Est-ce qu’on peut s'accorder sur ce que vous appelez déficience intellectuelle ?
Vous avez l'incapacité et vous avez le handicap. L’incapacité, c'est quelque chose d'organique, elle est fonctionnelle. Le handicap est relationnel, c’est par rapport à la société. C'est la conséquence d'un non-développement du cerveau à un certain moment. La déficience intellectuelle est généralement acquise très tôt (elle est congénitale où acquise très tôt dans l'enfance). C'est ce qu'on appelle le déficit mental. Aujourd’hui, on dit plutôt handicap mental.
Quelles sont les difficultés supplémentaires que ces personnes rencontrent quand elles ont Alzheimer ou des maladies apparentées ?
La première difficulté, c'est que le diagnostic est très difficile à poser et qu’il l’est souvent avec beaucoup de retard, plus que pour la population générale, parce qu'on impute les nouvelles difficultés au handicap mental et non pas à l'apparition d'une maladie. On va dire : “Aujourd'hui, la patiente est méchante, elle ne mange plus correctement, elle ne sait plus s'habiller.” Il faut aussi dire aussi que le médecin de ville ou l'infirmière libérale connaît très mal cette problématique, même les éducateurs de plus de 50 ans. Pour eux, ça n'existe pas, donc ce sont des difficultés qu’ils connaissent très mal.
Si l'ancien médecin, l'ancien notaire ou l'ancien président ne se souvient plus d’où il habite, ça met la puce à l'oreille à tout le monde. Mais pour une personne qui a déjà un handicap mental, des pathologies comme la dépression ou l'entrée en démence sont très mal connues. Or, ce sont de véritables maladies. La dépression est totalement curable, mais l’Alzheimer n'est pas curable au stade actuel. On peut tout de même accompagner différemment quand le diagnostic est posé.
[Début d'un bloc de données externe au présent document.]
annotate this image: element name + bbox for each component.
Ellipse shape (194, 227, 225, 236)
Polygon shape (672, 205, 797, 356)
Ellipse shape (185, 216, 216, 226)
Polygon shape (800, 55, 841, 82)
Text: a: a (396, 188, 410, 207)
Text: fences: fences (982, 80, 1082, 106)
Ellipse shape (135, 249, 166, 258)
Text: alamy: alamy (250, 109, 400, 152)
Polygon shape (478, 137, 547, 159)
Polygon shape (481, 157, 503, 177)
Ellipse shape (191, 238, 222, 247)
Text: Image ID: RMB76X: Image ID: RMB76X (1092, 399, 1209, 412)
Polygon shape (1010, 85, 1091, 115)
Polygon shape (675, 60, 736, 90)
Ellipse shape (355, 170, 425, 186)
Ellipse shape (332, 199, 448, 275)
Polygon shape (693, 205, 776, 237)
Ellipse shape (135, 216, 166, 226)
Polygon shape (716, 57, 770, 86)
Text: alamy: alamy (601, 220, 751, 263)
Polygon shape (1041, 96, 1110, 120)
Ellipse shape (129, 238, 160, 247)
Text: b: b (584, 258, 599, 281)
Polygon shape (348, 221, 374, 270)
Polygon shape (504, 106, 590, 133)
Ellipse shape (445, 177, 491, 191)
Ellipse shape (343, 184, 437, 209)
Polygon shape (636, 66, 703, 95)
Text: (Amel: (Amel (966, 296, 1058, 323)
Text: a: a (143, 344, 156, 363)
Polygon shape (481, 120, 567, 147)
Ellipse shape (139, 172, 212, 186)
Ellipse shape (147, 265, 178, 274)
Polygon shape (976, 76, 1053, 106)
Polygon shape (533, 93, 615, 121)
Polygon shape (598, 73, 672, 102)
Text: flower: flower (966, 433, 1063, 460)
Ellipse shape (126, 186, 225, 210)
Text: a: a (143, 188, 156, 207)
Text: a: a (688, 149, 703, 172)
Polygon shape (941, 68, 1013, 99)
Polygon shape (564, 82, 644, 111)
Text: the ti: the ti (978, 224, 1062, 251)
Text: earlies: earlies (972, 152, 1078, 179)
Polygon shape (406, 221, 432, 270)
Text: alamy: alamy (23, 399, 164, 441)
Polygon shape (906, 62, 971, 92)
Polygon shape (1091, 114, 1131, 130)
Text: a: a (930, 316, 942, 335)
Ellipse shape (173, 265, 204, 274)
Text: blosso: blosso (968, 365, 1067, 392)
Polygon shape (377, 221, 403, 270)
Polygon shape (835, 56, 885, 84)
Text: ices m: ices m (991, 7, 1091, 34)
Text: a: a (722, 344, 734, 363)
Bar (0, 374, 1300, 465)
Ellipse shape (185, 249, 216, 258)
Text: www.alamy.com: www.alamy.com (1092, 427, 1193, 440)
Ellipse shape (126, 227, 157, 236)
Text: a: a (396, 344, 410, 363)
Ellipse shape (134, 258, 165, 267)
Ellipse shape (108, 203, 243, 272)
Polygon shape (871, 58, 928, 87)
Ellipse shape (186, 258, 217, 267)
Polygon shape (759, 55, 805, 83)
Déficience intellectuelle et Alzheimer : des professionnels non formés
Étant donné que pour la plupart de ces personnes, le diagnostic n'est pas posé, elles vont finir leur vie sans accompagnement.
Tout à fait. Et ça peut être pire que ça : on peut penser que les troubles qu'elles ont sont d'origine caractérielle et cela peut ouvrir la voie à des cadrages éducatifs alors que ce sont de vraies pathologies.
De la maltraitance, en somme.
Oui, c’est le mot.
Avec le projet DIMA, vous voulez soulever un problème de santé publique ?
Oui, car ce n’est pas quelque chose de rare. Avec le vieillissement des personnes handicapées, on a beaucoup de mal à appréhender la santé des personnes en institution, qui sont à peu près 30 000 ou 40 000. Ce chiffre monte jusqu'à 600 000, voire 700 000 si l’on compte les personnes en milieu ouvert avec des handicaps signalés. Cette proportion augmente pratiquement de 10% par an parce que les gens continuent à vivre et développent ce genre de problématique.
Cependant, on a un manque criant de chiffres, en particulier sur Alzheimer et sur le handicap mental. Il y a très peu d'études sur le sujet et peu de gens travaillent là-dessus. D'abord parce que ce n’est pas prestigieux, ensuite parce que ce n’est financé par personne.
Les professionnels de santé sont-ils assez formés sur l'Alzheimer et le handicap mental ?
Pas du tout. Les actions essentielles à mener aujourd'hui, c'est d'abord d'augmenter les observations cliniques pour essayer de mettre en place des politiques publiques, mais surtout de créer des enseignements. Il y a des choses qui se font, mais c'est encore extrêmement peu répandu. Il faut se battre pour qu'il y ait une formation des professionnels. Et je parle de tout type de professionnel : ceux du soin comme ceux de l'accompagnement social. Il faut que cette formation soit initiale et continue.